Не понимая, в чем дело, я выполнил его просьбу. Пуаро тоже
снял пиджак и, чуть отвернувшись, надел мой.
– А теперь, – торжественным голосом провозгласил он, –
обратите внимание на брошь. Брошь с вашими инициалами – идет она мне?
Он повернулся лицом к зеркалу. Я недоверчиво уставился на
него. И наконец понял разгадку.
– Ну и идиот же я! Конечно. В круге Г. А., а вовсе не А. Г.
Пуаро, сияя улыбкой, снова обменялся со мной пиджаком.
– Теперь вы понимаете, что мне не понравилось в истории,
рассказанной мисс Лоусон. Она утверждала, что четко видела инициалы Терезы. Но
раз она видела Терезу в зеркале, значит, должна была видеть их в обратном
порядке.
– Подождите, – усомнился я, – может, и она поняла, что они
были в обратном порядке?
– Mon cher, почему тогда вам это не пришло в голову? Почему
вы не воскликнули: «Пуаро, инициалы тут неправильные. Тут Т. А., а должно быть
А. Т.». Хотя вы все же значительно умнее, чем мисс Лоусон. И только не говорите
мне, что какая-нибудь бестолочь вроде нее, едва проснувшись, способна
сообразить, что А. Т. в действительности означает Т. А. Нет, мисс Лоусон такое
просто не по силам.
– Она была уверена, что это Тереза, – не отставал я.

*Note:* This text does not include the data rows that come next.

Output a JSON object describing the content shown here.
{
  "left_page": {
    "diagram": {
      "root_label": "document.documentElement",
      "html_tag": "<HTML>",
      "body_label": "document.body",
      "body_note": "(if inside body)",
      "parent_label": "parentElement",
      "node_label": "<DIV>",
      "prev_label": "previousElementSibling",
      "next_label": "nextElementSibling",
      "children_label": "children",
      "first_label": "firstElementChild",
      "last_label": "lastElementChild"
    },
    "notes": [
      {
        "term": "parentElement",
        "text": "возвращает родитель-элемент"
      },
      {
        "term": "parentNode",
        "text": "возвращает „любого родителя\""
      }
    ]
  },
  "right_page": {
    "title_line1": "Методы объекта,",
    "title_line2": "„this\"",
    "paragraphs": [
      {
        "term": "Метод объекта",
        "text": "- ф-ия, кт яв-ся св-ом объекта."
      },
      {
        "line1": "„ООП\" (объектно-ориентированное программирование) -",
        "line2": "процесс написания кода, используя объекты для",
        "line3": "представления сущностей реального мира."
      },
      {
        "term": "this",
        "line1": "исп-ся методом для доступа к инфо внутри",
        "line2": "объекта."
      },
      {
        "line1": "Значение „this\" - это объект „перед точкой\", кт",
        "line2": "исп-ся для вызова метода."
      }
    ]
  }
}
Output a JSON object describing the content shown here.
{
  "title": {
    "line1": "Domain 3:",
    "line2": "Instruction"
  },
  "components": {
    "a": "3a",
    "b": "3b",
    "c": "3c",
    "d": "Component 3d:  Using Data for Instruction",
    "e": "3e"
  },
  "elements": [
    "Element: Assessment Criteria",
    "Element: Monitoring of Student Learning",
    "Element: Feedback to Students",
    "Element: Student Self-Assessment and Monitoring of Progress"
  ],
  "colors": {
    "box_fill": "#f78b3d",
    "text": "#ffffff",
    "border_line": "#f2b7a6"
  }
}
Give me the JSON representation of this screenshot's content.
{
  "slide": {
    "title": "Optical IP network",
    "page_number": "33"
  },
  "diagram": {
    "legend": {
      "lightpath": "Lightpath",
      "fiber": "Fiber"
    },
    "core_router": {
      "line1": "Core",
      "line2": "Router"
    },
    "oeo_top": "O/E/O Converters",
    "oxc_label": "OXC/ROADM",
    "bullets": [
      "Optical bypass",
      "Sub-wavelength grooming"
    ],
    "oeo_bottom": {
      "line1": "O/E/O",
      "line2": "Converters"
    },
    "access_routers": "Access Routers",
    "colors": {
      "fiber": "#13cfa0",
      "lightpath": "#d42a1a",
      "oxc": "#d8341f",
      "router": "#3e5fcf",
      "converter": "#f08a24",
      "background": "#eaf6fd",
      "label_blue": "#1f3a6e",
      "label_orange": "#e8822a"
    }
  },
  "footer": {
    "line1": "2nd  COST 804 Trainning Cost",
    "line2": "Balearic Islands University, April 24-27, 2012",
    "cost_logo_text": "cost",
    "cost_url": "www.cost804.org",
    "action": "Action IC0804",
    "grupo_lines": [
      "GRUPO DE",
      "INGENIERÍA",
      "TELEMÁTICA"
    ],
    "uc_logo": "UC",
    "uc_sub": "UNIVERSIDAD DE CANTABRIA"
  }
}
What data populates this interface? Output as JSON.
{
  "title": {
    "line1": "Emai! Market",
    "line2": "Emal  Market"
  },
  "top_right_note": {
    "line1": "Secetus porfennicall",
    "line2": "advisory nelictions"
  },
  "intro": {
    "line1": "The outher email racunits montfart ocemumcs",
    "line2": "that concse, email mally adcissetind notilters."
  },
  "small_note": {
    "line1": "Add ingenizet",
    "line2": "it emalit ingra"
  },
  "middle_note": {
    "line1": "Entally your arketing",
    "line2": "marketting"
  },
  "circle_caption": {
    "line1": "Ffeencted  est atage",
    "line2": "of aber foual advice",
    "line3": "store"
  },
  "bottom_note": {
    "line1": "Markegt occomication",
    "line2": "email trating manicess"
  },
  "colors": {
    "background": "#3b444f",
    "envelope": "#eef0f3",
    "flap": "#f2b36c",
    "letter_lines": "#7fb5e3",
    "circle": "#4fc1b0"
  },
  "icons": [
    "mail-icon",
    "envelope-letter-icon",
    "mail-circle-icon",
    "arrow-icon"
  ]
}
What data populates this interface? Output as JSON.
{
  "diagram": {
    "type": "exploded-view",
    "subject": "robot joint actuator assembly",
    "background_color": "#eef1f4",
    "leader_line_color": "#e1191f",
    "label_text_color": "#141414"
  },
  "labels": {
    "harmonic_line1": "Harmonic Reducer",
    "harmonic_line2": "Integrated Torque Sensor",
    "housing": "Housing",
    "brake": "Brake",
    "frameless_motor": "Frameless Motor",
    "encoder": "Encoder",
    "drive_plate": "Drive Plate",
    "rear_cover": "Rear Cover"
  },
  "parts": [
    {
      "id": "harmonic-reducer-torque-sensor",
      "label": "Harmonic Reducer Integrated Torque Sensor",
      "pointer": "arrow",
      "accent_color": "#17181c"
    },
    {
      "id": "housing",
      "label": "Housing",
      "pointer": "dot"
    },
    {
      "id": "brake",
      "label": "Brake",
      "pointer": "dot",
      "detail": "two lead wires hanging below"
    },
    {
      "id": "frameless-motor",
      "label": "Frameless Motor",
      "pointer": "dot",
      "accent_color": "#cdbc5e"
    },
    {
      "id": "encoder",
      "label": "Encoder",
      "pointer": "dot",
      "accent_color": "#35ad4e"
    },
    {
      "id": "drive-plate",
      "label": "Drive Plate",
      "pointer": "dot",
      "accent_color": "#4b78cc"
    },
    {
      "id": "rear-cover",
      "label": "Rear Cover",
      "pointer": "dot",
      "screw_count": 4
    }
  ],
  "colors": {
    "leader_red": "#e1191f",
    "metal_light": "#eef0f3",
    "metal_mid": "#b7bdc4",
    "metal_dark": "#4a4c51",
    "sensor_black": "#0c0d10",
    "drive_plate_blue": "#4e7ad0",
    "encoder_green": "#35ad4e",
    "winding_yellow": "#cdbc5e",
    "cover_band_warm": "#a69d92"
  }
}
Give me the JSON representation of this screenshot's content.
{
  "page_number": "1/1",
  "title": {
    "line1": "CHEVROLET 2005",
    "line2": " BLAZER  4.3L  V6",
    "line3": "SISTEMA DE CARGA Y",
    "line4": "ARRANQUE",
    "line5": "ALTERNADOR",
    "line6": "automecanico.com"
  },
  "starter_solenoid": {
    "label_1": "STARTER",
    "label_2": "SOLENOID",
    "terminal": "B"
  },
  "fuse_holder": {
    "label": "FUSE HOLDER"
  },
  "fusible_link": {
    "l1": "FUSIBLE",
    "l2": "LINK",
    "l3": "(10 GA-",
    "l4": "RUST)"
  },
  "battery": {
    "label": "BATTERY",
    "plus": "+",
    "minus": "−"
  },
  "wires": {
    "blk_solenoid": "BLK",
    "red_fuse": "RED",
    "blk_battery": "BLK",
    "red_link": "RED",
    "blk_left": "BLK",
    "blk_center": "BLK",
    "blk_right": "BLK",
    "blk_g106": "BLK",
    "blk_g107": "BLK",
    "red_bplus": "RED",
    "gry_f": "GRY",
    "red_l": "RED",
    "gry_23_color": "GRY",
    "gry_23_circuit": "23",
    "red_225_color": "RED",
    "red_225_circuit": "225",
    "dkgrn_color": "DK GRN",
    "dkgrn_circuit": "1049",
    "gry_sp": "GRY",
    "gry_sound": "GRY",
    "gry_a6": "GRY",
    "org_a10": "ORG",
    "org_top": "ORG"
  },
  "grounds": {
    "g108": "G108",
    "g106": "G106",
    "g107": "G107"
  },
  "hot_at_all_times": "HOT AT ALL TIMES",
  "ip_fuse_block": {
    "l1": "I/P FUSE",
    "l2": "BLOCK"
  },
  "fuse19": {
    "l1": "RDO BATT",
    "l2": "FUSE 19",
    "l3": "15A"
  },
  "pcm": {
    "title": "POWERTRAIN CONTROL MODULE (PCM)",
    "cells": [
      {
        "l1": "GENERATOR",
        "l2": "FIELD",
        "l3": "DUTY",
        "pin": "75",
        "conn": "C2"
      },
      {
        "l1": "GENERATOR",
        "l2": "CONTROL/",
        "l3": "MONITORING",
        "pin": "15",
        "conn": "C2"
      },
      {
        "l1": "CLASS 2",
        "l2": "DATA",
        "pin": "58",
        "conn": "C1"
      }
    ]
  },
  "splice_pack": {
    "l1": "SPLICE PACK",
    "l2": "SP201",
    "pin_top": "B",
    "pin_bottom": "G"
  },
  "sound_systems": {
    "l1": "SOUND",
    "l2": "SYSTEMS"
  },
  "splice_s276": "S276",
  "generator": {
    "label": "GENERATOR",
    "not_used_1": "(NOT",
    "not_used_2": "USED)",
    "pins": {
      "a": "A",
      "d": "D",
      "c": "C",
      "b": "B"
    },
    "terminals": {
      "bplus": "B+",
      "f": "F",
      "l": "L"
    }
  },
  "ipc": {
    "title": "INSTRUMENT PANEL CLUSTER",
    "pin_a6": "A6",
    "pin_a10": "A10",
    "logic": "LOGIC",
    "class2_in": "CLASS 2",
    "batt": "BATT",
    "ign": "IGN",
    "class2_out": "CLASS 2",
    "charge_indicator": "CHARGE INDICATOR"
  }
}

– Вот теперь вы приближаетесь к истине, друг мой. Помните, я
намекнул ей, что ей вряд ли удалось бы разглядеть лицо женщины, склонившейся
над ступеньками, и как она среагировала?
– Вспомнила брошь Терезы и тут же приплела ее, совершенно не
думая, что сам этот факт – будто она видела эту брошь в зеркале – делает ее
рассказ неправдоподобным.
Резко зазвонил телефон. Пуаро снял трубку.